Clonmacnoise

J. Stirling Coyne & N. P. Willis
c. 1841
Volume II, Chapter XI-4 | Start of chapter

"We had neither time nor patience to remain long on a remote hill, while the ruins of CLONMACNOISE were within ten minutes' walk of us, so we proceeded to the first ruin, which lies separate from all the rest, on the northern side of the churchyard, the large field or common on which the patron is held intervening. Little remains of this church but a beautiful arch of the most florid and ornate Gothic workmanship, forming the opening from the body of the church into the chancel: it now totters to its fall—it is even surprising that it does not tumble; and I suspected that it would long ago have fallen a victim to the elements or to the barbarous violence of the people, were it not that it is considered as part of an expiating penance for the pilgrim to creep on his bare knees under this arch while approaching the altar-stone of this chapel, where sundry paters and aves must be repeated as essential to keeping the station. Adjoining this is a holy stone on which St. Kieran sat, and the sitting on it now, under the affiance of faith, proves a sovereign cure for all epileptic people.

Seven Churches of Clonmacnoise

Seven Churches of Clonmacnoise on the Shannon

"Here is the largest enclosure of tombs and churches I have anywhere seen in Ireland. What a mixture of old and new graves! Modern inscriptions recording the death and virtues of the sons of little men, the rude forefathers of the surrounding hamlets;—ancient inscriptions in the oldest forms of Irish letters, recording the deeds and the hopes of kings, bishops, and abbots, buried a thousand years ago, lying about broken, neglected, and dishonoured, what would I give could I have deciphered! I should have been glad, had time allowed, to be permitted to transcribe them. And what shall I do with all those ancient towers, and crosses, and churches, without a guide? I looked around: there were many people in the sacred inclosure; some kneeling in the deepest abstraction of devotion at the graves of their departed friends,— the streaming eye, the tremulous hand, the bowed-down body, the whole soul of sorrowful reminiscence and of trust in the goodness of the God of spirits, threw a sacred solemnity about them, that few indeed, though counting their act superstitious, would presume to interrupt; he who would venture so to do, must be one indeed of little feeling. I saw others straggling through the place—some half intoxicated, sauntering or stumbling over the gravestones—others hurrying across the sacred inclosure, as if hastening to partake of the last dregs of debauchery in the tents of the patron-green.

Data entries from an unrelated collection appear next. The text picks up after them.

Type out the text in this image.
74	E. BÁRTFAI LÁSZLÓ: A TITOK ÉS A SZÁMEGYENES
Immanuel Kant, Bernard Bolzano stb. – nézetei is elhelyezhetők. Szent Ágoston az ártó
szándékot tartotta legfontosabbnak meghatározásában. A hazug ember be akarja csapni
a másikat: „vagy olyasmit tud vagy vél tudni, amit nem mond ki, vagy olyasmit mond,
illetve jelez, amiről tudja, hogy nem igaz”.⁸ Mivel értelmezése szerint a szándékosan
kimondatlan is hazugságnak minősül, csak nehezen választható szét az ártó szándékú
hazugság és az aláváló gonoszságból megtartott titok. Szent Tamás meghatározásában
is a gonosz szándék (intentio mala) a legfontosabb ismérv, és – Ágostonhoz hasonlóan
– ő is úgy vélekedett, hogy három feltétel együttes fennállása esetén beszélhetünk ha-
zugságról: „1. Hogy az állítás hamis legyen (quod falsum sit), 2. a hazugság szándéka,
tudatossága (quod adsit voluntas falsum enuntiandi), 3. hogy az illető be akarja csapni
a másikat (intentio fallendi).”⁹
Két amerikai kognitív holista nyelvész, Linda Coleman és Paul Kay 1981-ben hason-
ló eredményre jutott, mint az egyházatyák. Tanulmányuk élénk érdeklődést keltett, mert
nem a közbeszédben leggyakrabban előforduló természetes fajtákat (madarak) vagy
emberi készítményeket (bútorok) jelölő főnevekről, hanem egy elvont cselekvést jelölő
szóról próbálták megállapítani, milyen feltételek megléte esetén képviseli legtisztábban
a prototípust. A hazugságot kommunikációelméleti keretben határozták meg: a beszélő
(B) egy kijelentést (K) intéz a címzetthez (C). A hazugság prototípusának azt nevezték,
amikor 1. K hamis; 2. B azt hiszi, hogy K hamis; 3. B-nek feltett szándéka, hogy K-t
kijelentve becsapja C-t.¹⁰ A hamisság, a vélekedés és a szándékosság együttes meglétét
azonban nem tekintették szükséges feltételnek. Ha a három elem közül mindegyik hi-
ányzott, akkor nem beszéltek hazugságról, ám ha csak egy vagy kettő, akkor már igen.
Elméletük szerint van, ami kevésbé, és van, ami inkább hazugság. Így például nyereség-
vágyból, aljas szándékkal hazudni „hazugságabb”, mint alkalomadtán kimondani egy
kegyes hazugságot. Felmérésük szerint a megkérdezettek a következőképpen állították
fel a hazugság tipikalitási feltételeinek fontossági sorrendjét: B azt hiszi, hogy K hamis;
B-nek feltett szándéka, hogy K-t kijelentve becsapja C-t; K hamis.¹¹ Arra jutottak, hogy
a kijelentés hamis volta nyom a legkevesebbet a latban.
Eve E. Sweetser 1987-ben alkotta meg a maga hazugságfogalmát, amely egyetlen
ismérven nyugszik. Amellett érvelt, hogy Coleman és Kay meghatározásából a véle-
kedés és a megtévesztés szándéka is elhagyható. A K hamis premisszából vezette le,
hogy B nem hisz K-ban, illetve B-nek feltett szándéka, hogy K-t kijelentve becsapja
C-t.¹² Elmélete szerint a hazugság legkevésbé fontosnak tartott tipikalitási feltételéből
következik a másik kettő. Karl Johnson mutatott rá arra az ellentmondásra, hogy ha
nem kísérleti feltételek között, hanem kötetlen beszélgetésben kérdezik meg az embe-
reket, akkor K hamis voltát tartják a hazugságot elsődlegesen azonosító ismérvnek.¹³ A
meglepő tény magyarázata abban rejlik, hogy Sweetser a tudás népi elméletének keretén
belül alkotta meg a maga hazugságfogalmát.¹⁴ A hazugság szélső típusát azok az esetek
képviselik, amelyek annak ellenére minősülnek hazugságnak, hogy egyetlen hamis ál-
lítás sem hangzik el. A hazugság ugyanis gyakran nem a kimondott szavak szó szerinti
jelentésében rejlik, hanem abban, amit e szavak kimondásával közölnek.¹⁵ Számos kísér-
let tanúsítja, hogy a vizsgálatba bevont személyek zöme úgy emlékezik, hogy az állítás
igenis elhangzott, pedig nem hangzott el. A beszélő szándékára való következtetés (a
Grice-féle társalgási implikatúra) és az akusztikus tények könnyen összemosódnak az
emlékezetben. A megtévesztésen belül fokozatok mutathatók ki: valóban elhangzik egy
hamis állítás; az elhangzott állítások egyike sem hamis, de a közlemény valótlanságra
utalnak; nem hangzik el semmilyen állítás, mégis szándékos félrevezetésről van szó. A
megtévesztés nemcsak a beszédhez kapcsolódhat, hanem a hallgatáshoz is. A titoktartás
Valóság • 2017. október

"After looking about vaguely for some time, this church of St. Kieran was what caught my particular attention. It was extremely small, more an insignificant oratory than what could be called a church;—a tall man could scarcely lie at length in it; a mason would have contracted to build its walls for a week's wages; yet this, my mendicant guide said, was the old church of St. Kieran. The walls had all gone away from their foundations; they had collapsed together, and presented a picture of desolation without grandeur. Beside it was a sort of cavity or hollow in the ground, as if some persons had lately been rooting to extract a badger or a fox; but here it was that the people, supposing St. Kieran to be deposited, have rooted diligently for any particle of clay that could be found, in order to carry home that holy earth, steep it in the water, and drink it; and happy is the votary who is now able amongst the bones and stones to pick up what has the semblance of soil, in order to commit it to his stomach as a means of grace, or as a sovereign remedy against diseases of all sorts.